Nell’interrogatorio di fronte ai pubblici ministeri Paolo Toso e Monica Abbatecola, titolari dell’inchiesta, Bucci avrebbe fatto il nome di “Rocco” - Dominello, ndr - mentre raccontava di come sarebbe stato aggredito, all’inizio della stagione 2014/ 2015, dal leader storico dei Drughi.
“Era trapelata la notizia del mio passaggio in Juve - avrebbe riferito “Ciccio ai pm -. Avevo ricevuto due schiaffi da Dino, poi sono stato via un annetto per l’invidia che avevo percepito nei miei confronti”.
Per anni Bucci aveva gestito il bagarinaggio per conto dei Drughi e, nell’ultima stagione, nella veste di consulente della società, aveva assunto un ruolo ufficiale affiancando il “Supporter liaison officer” Alberto Pairetto nella gestione dei rapporti con gli ultras.

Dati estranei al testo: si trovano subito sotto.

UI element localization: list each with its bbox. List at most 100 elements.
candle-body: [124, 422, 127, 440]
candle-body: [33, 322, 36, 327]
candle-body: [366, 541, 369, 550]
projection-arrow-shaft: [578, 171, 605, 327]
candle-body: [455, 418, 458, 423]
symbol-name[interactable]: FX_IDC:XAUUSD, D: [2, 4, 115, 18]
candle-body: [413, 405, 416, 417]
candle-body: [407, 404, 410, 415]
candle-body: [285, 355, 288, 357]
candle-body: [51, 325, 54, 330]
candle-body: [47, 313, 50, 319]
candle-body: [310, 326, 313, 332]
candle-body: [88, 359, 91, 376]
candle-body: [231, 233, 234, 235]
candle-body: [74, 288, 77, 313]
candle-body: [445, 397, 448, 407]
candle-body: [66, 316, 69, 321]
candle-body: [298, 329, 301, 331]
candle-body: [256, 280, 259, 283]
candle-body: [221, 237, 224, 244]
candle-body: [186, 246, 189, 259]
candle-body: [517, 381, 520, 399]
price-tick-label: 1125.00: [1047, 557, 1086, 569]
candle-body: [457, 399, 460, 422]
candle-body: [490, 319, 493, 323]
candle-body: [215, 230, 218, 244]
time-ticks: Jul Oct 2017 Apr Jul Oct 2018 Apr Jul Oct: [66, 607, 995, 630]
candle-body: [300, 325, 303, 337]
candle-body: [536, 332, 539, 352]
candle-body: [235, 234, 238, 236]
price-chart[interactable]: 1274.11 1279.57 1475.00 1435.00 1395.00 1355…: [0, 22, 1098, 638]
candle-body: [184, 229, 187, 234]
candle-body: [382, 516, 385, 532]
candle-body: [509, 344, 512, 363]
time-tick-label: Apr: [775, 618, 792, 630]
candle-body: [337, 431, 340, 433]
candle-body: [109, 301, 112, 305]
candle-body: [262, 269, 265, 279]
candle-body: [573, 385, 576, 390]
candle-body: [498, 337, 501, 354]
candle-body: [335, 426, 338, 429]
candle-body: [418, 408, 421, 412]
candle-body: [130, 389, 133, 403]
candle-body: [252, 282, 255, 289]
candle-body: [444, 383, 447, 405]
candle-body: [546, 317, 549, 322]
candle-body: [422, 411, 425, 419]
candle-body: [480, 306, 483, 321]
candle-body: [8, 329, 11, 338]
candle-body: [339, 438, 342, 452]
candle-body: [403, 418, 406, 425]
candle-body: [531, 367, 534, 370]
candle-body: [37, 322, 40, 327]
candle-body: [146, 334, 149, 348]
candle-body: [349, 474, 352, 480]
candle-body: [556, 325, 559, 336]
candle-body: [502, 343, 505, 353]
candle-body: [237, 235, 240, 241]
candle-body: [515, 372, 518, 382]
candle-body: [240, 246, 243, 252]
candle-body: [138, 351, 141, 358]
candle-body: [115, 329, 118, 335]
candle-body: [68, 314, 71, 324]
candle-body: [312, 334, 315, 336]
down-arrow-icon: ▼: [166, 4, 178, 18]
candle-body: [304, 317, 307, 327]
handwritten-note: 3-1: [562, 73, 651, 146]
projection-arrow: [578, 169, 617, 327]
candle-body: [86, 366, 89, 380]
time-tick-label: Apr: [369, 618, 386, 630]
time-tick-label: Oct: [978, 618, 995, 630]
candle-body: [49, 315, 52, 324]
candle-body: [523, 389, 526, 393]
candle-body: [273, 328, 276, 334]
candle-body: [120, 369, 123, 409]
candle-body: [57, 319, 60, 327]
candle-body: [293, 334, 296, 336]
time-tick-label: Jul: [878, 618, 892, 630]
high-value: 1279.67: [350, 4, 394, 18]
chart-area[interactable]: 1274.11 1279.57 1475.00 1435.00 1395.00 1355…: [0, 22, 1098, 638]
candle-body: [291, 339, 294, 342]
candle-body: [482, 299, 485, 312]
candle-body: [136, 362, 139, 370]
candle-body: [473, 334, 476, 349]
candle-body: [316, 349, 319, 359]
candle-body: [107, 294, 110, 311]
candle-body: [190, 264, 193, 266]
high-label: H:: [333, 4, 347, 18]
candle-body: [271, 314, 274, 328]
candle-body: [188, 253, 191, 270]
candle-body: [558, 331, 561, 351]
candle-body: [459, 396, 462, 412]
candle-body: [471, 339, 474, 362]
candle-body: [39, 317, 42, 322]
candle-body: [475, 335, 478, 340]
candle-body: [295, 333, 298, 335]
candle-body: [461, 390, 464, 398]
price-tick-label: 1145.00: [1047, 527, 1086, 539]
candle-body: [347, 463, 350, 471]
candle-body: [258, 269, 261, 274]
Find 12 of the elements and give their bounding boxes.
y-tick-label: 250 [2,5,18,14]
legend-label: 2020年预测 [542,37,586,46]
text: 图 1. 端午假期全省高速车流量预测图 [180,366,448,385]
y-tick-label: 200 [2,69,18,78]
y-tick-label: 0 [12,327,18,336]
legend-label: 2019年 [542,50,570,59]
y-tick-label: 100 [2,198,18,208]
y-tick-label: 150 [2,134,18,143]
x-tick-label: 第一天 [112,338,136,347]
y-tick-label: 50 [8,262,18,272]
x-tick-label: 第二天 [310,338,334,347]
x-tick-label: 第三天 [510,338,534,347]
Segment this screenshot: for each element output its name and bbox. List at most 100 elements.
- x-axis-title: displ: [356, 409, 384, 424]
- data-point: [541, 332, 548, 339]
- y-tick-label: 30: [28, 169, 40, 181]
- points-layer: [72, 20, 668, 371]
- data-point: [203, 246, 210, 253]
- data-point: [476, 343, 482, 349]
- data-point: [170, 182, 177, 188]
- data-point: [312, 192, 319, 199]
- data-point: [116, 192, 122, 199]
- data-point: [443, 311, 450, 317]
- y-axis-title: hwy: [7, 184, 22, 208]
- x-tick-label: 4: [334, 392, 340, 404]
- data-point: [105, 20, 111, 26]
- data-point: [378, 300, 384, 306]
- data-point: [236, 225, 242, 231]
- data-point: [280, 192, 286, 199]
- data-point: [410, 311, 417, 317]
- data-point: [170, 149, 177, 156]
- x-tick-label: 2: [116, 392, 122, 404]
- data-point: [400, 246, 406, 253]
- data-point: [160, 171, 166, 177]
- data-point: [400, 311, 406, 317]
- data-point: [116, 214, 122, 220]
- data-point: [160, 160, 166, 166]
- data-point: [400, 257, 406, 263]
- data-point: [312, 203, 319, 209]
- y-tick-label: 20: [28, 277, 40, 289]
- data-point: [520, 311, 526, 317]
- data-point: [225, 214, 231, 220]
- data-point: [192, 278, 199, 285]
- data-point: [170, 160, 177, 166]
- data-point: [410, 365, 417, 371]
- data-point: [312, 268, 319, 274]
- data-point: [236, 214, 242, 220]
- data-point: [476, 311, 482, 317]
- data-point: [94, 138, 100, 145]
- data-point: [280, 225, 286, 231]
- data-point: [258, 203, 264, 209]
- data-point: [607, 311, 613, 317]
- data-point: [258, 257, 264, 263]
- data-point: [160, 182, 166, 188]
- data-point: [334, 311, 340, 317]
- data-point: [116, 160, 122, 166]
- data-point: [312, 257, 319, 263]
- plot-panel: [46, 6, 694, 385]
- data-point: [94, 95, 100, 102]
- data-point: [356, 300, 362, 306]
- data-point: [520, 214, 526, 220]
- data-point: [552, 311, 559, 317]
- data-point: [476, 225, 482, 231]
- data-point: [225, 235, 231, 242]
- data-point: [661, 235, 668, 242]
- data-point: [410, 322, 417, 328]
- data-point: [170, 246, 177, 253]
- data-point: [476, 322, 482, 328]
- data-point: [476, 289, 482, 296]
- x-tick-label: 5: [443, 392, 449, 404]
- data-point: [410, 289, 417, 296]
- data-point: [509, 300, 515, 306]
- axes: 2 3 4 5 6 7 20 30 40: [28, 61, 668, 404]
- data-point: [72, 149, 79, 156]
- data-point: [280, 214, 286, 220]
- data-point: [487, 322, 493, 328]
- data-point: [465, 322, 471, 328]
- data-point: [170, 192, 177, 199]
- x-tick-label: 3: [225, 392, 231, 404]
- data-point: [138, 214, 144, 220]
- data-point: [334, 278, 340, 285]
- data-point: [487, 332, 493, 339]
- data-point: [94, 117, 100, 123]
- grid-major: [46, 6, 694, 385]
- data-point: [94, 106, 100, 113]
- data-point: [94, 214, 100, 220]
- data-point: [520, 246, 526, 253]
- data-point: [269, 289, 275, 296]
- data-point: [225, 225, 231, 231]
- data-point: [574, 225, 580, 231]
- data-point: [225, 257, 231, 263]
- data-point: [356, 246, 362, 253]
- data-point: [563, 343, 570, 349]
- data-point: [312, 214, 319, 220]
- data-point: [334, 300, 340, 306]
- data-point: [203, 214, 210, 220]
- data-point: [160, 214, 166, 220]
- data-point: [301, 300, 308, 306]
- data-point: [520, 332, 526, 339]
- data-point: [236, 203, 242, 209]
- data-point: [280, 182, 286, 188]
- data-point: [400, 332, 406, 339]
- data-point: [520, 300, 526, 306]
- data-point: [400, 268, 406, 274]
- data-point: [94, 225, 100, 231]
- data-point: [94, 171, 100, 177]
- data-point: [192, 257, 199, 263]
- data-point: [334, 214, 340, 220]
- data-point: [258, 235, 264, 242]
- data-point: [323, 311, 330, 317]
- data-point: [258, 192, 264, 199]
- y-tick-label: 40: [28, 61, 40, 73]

Per la Procura “Ciccio”, che aveva fatto del tifo per la Juve e della militanza nei Drughi, storico gruppo ultras della curva sud allo Juventus Stadium, la sua ragion d’essere, era diventato inviso tra gli stessi tifosi per quell’incarico che poteva dar noia a qualcuno e generare invidie.
“Non nego di aver venduto biglietti - avrebbe ammesso Bucci agli inquirenti -. Non è che la Juve li dava, noi chiamavamo e chiedevamo fino a 300 biglietti. Li compravamo a credito e saldavamo successivamente”.
Un traffico illegale - le regole della giustizia sportiva vientano di vendere più di quattro biglietti a persona - su cui, secondo la Procura, la ‘ndrangheta aveva messo gli occhi.
Ogni gruppo della curva aveva una dotazione fissa di biglietti, contrattata a inizio stagione.
Dal 2012 in questo business s’era affacciato anche il montanarese Rocco Dominello, diventando in poco tempo una figura di equilibrio tra diverse componenti del tifo organizzato: i Drughi, i Viking di Milano, i Bravi Ragazzi, i Tradizione. Fino a quel momento solo “Dino” era riuscito a tener testa a tutti.
“Emerge chiaro - scrive il gip Stefano Vitelli, che ha firmato l’ordinanza dell’operazione - che questo potere dei due Dominello (il padre Saverio dietro le quinte, il figlio Rocco in visibile esposizione) trova nella loro appartenenza al clan Pesce/Bellocco di Rosarno la forza per emergere in un settore ove è viva e a tratti violenta la conoscenza fra i diversi gruppi. Rocco Dominello s’inserisce a pieno consapevole titolo in questo ambito arrivando ad acquisire stabili ed importanti rapporti con esponenti di livello della società Juventus”.
“Acquistavo da Bucci anche 300 o 400 biglietti come esponente della sottosezione Canavese dei Drughi” ha raccontato al gip il 4 luglio, dopo l’arresto, Dominello.
“Rocco era una figura di equilibrio nelle questioni di ordine pubblico: aiutava la società a tenere l’ordine”, avrebbe detto in Procura Bucci.
“Ciccio” ha visto la rapida ascesa di Dominello nel tifo organizzato della curva Sud. Per questo, per gli inquirenti, era considerato un testimone chiave.
“Mio marito non si sarebbe mai tolto la vita, amava troppo il suo lavoro”, ha riferito agli inquirenti la moglie.
“Ciccio” temeva di essere arrestato. Può essere stato solo questo ad averlo spinto a salire in auto, raggiungere un viadotto della Torino-Savona e a farla finita?